Expanding based on comment and #PhilLho & #erickson's answer (geez, I must type slowly), use:
MimeMultipart content = new MimeMultipart("alternative")
Change this To:
message.setContent(new String(sBuffer.toString().getBytes(), "iso-8859-1"), "text/html; charset=\"iso-8859-1\"");
The content char set need to be set, I don't see why the content itself.
Should rather be:
message.setContent(sBuffer.toString(), "text/html;charset=iso-8859-1");
I used the following code:
mimeBodyPart1.setDataHandler(new DataHandler(new ByteArrayDataSource(messageBody, "text/html; charset=utf-8")));
multiPart.addBodyPart(mimeBodyPart1);
message.setContent(multiPart, "text/html; charset=utf-8");
Now, Outlook displays in html format.
You should look at the source of the received message: is the Content-Type of the message multipart/alternative?
message.setContent(new String(sBuffer.toString().getBytes(), "iso-8859-1"), "text/html; charset=iso-8859-1");
Should solve your problem (removed \" characters).
workaroung solution solved outlook 2003: This message uses a character set that is not supported by the Internet Service. doesn't display correctly.
It could be due to the encoding.
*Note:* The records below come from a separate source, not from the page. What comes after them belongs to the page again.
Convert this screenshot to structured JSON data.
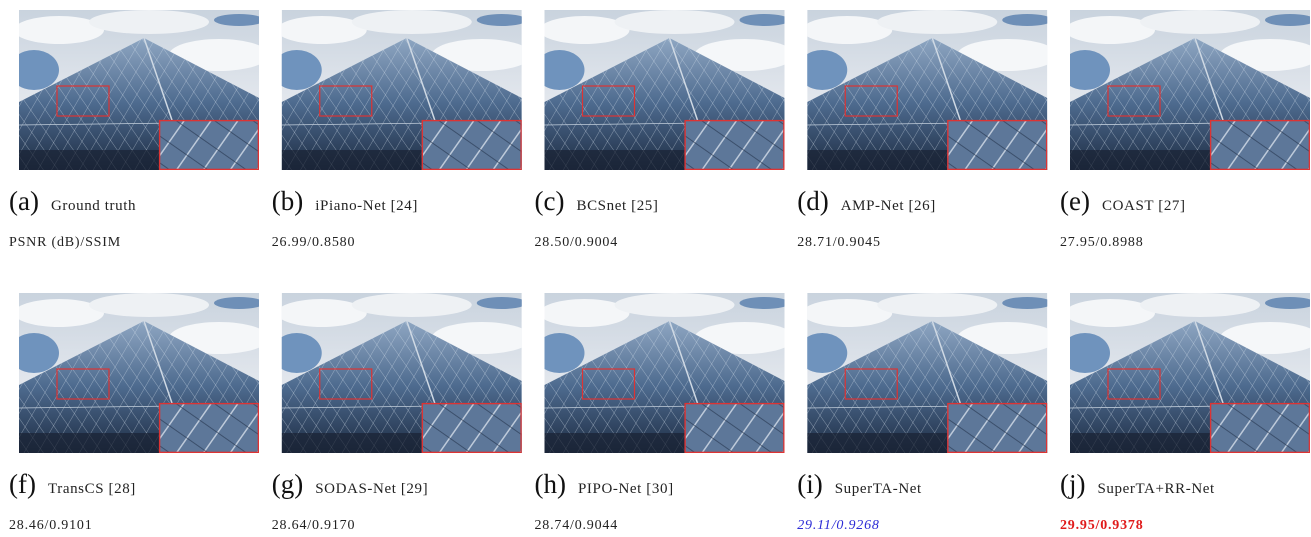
{
  "panels": [
    {
      "letter": "(a)",
      "name": "Ground truth",
      "metric": "PSNR (dB)/SSIM"
    },
    {
      "letter": "(b)",
      "name": "iPiano-Net [24]",
      "metric": "26.99/0.8580"
    },
    {
      "letter": "(c)",
      "name": "BCSnet [25]",
      "metric": "28.50/0.9004"
    },
    {
      "letter": "(d)",
      "name": "AMP-Net [26]",
      "metric": "28.71/0.9045"
    },
    {
      "letter": "(e)",
      "name": "COAST [27]",
      "metric": "27.95/0.8988"
    },
    {
      "letter": "(f)",
      "name": "TransCS [28]",
      "metric": "28.46/0.9101"
    },
    {
      "letter": "(g)",
      "name": "SODAS-Net [29]",
      "metric": "28.64/0.9170"
    },
    {
      "letter": "(h)",
      "name": "PIPO-Net [30]",
      "metric": "28.74/0.9044"
    },
    {
      "letter": "(i)",
      "name": "SuperTA-Net",
      "metric": "29.11/0.9268"
    },
    {
      "letter": "(j)",
      "name": "SuperTA+RR-Net",
      "metric": "29.95/0.9378"
    }
  ]
}
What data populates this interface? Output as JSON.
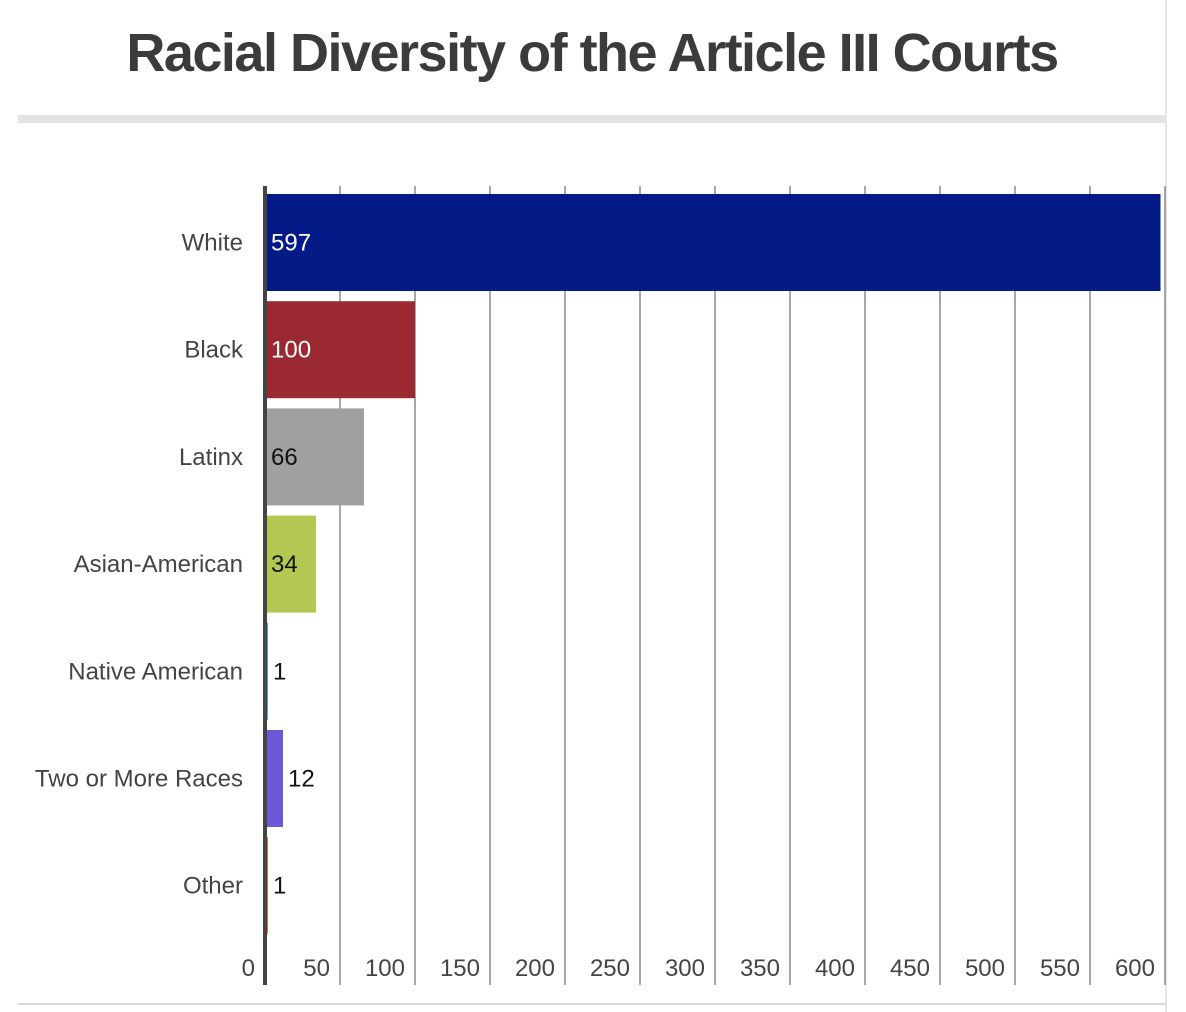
{
  "chart_data": {
    "type": "bar",
    "orientation": "horizontal",
    "title": "Racial Diversity of the Article III Courts",
    "categories": [
      "White",
      "Black",
      "Latinx",
      "Asian-American",
      "Native American",
      "Two or More Races",
      "Other"
    ],
    "values": [
      597,
      100,
      66,
      34,
      1,
      12,
      1
    ],
    "colors": [
      "#041a87",
      "#9b2931",
      "#a0a0a0",
      "#b2c853",
      "#4aa6d6",
      "#6b58d6",
      "#e5733d"
    ],
    "value_label_colors": [
      "#ffffff",
      "#ffffff",
      "#111111",
      "#111111",
      "#111111",
      "#111111",
      "#111111"
    ],
    "xlim": [
      0,
      600
    ],
    "xticks": [
      0,
      50,
      100,
      150,
      200,
      250,
      300,
      350,
      400,
      450,
      500,
      550,
      600
    ],
    "xlabel": "",
    "ylabel": "",
    "grid": "vertical"
  }
}
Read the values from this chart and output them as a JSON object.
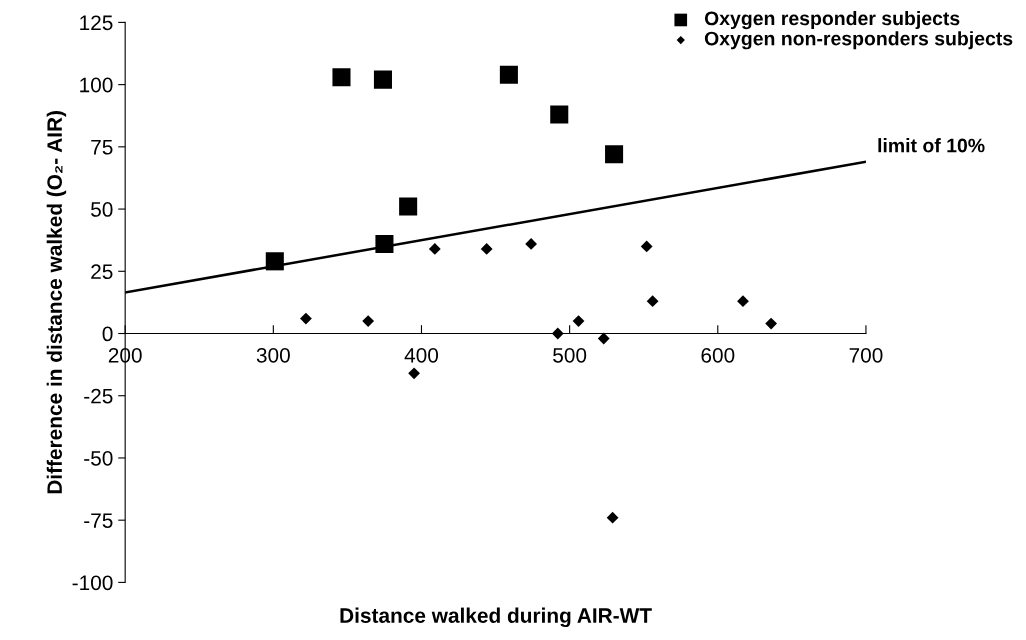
{
  "chart_data": {
    "type": "scatter",
    "xlabel": "Distance walked during AIR-WT",
    "ylabel": "Difference in distance walked (O₂- AIR)",
    "xlim": [
      200,
      700
    ],
    "xticks": [
      200,
      300,
      400,
      500,
      600,
      700
    ],
    "ylim": [
      -100,
      125
    ],
    "yticks": [
      -100,
      -75,
      -50,
      -25,
      0,
      25,
      50,
      75,
      100,
      125
    ],
    "grid": false,
    "legend": "top right",
    "series": [
      {
        "name": "Oxygen responder subjects",
        "color": "#000000",
        "marker": "square",
        "x": [
          301,
          346,
          374,
          375,
          391,
          459,
          493,
          530
        ],
        "values": [
          29,
          103,
          102,
          36,
          51,
          104,
          88,
          72
        ]
      },
      {
        "name": "Oxygen non-responders subjects",
        "color": "#000000",
        "marker": "diamond",
        "x": [
          322,
          364,
          395,
          409,
          444,
          474,
          492,
          506,
          523,
          529,
          552,
          556,
          617,
          636
        ],
        "values": [
          6,
          5,
          -16,
          34,
          34,
          36,
          0,
          5,
          -2,
          -74,
          35,
          13,
          13,
          4
        ]
      },
      {
        "type": "line",
        "color": "#000000",
        "marker": "none",
        "line_style": "solid",
        "x": [
          200,
          700
        ],
        "values": [
          16.5,
          69
        ]
      }
    ],
    "annotations": [
      {
        "text": "limit of 10%",
        "x": 700,
        "y": 69
      }
    ]
  }
}
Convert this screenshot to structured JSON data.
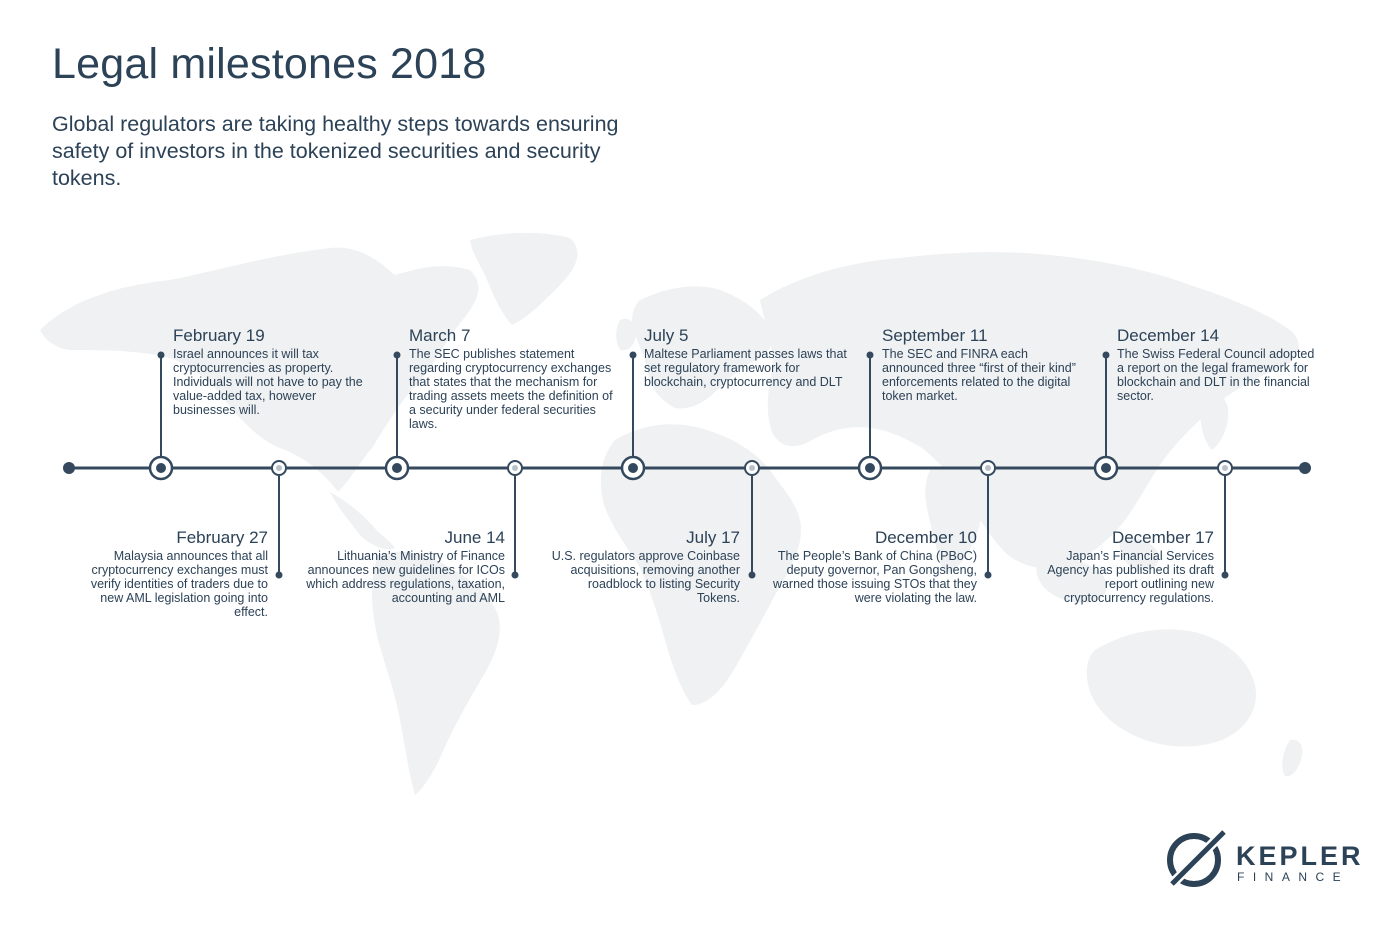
{
  "header": {
    "title": "Legal milestones 2018",
    "subtitle": "Global regulators are taking healthy steps towards ensuring safety of investors in the tokenized securities and security tokens."
  },
  "events_top": [
    {
      "date": "February 19",
      "desc": "Israel announces it will tax cryptocurrencies as property. Individuals will not have to pay the value-added tax, however businesses will."
    },
    {
      "date": "March 7",
      "desc": "The SEC publishes statement regarding cryptocurrency exchanges that states that the mechanism for trading assets meets the definition of a security under federal securities laws."
    },
    {
      "date": "July 5",
      "desc": "Maltese Parliament passes laws that set regulatory framework for blockchain, cryptocurrency and DLT"
    },
    {
      "date": "September 11",
      "desc": "The SEC and FINRA each announced three “first of their kind” enforcements related to the digital token market."
    },
    {
      "date": "December 14",
      "desc": "The Swiss Federal Council adopted a report on the legal framework for blockchain and DLT in the financial sector."
    }
  ],
  "events_bottom": [
    {
      "date": "February 27",
      "desc": "Malaysia announces that all cryptocurrency exchanges must verify identities of traders due to new AML legislation going into effect."
    },
    {
      "date": "June 14",
      "desc": "Lithuania’s Ministry of Finance announces new guidelines for ICOs which address regulations, taxation, accounting and AML"
    },
    {
      "date": "July 17",
      "desc": "U.S. regulators approve Coinbase acquisitions, removing another roadblock to listing Security Tokens."
    },
    {
      "date": "December 10",
      "desc": "The People’s Bank of China (PBoC) deputy governor, Pan Gongsheng, warned those issuing STOs that they were violating the law."
    },
    {
      "date": "December 17",
      "desc": "Japan’s Financial Services Agency has published its draft report outlining new cryptocurrency regulations."
    }
  ],
  "logo": {
    "word": "KEPLER",
    "sub": "FINANCE"
  },
  "colors": {
    "primary": "#2c4257",
    "line": "#34495e",
    "map": "#f0f1f2",
    "node_light": "#b9c2cb"
  }
}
Most html pages use iso-8859-1 not cp-1252 try changing
For example, your code is:
message.setContent(sBuffer.toString(), "text/html");
Change this to:
message.setContent(new String(sBuffer.toString().getBytes(), "iso-8859-1"), "text/html; charset=\"iso-8859-1\"");
This throws a new checked exception : java.io.UnsupportedEncodingException so you need to declare it to be thrown or catch it.
iso-8859-1 is supported so, the exception will never be thrown unless something gets corrupted with your rt.jar.